🤖 AI Summary
Traditional object detection operates under a closed-set assumption, rendering it incapable of recognizing novel categories unseen during training. While open-vocabulary detection (OVD) supports arbitrary vocabulary, it suffers from prompt sensitivity and poor generalization to out-of-distribution (OOD) objects and continual learning scenarios. To address these limitations, we propose a new open-world object detection paradigm. Our approach introduces the Open-World Embedding Learning (OWEL) framework, incorporating a pseudo-unknown embedding mechanism and Multi-Scale Contrastive Anchor Learning (MSCAL) to enable robust discrimination of both near- and far-OOD objects and facilitate incremental embedding optimization. By synergistically integrating vision-language models, semantic space modeling, and multi-scale contrastive learning, our method achieves state-of-the-art performance on standard open-world benchmarks (e.g., OWOD) and autonomous driving datasets (e.g., BDD100K-OW), significantly improving novel-category recognition accuracy and continual learning capability.
📝 Abstract
Traditional object detection methods operate under the closed-set assumption, where models can only detect a fixed number of objects predefined in the training set. Recent works on open vocabulary object detection (OVD) enable the detection of objects defined by an in-principle unbounded vocabulary, which reduces the cost of training models for specific tasks.
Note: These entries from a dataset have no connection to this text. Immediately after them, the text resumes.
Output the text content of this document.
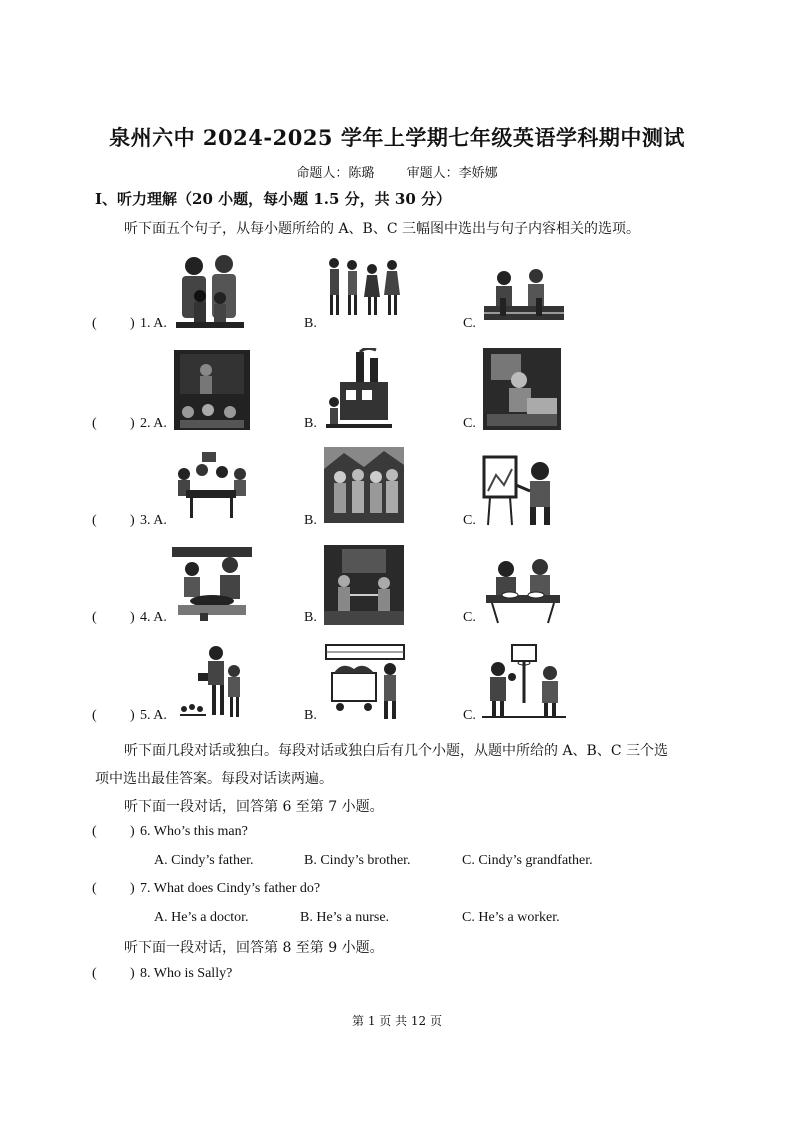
泉州六中 2024-2025 学年上学期七年级英语学科期中测试
命题人：陈璐 审题人：李娇娜
Ⅰ、听力理解（20 小题，每小题 1.5 分，共 30 分）
听下面五个句子，从每小题所给的 A、B、C 三幅图中选出与句子内容相关的选项。
( ) 1. A.	B.	C.
( ) 2. A.	B.	C.
( ) 3. A.	B.	C.
( ) 4. A.	B.	C.
( ) 5. A.	B.	C.
听下面几段对话或独白。每段对话或独白后有几个小题，从题中所给的 A、B、C 三个选
项中选出最佳答案。每段对话读两遍。
听下面一段对话，回答第 6 至第 7 小题。
( ) 6. Who’s this man?
A. Cindy’s father.	B. Cindy’s brother.	C. Cindy’s grandfather.
( ) 7. What does Cindy’s father do?
A. He’s a doctor.	B. He’s a nurse.	C. He’s a worker.
听下面一段对话，回答第 8 至第 9 小题。
( ) 8. Who is Sally?
第 1 页 共 12 页
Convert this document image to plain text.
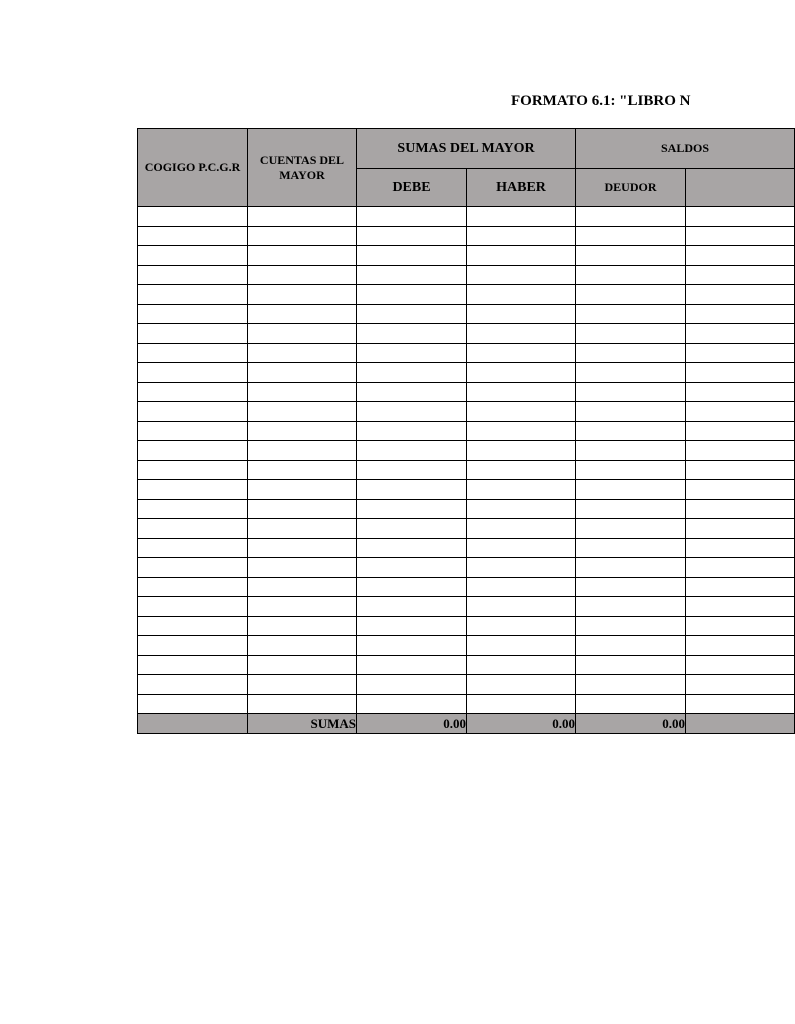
FORMATO 6.1: "LIBRO N
COGIGO P.C.G.R	CUENTAS DEL MAYOR	SUMAS DEL MAYOR		SALDOS	
		DEBE	HABER	DEUDOR	

	SUMAS	0.00	0.00	0.00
However, OVD heavily relies on accurate prompts provided by an ``oracle'', which limits their use in critical applications such as driving scene perception. OVD models tend to misclassify near-out-of-distribution (NOOD) objects that have similar features to known classes, and ignore far-out-of-distribution (FOOD) objects. To address these limitations, we propose a framework that enables OVD models to operate in open world settings, by identifying and incrementally learning previously unseen objects. To detect FOOD objects, we propose Open World Embedding Learning (OWEL) and introduce the concept of Pseudo Unknown Embedding which infers the location of unknown classes in a continuous semantic space based on the information of known classes. We also propose Multi-Scale Contrastive Anchor Learning (MSCAL), which enables the identification of misclassified unknown objects by promoting the intra-class consistency of object embeddings at different scales. The proposed method achieves state-of-the-art performance on standard open world object detection and autonomous driving benchmarks while maintaining its open vocabulary object detection capability.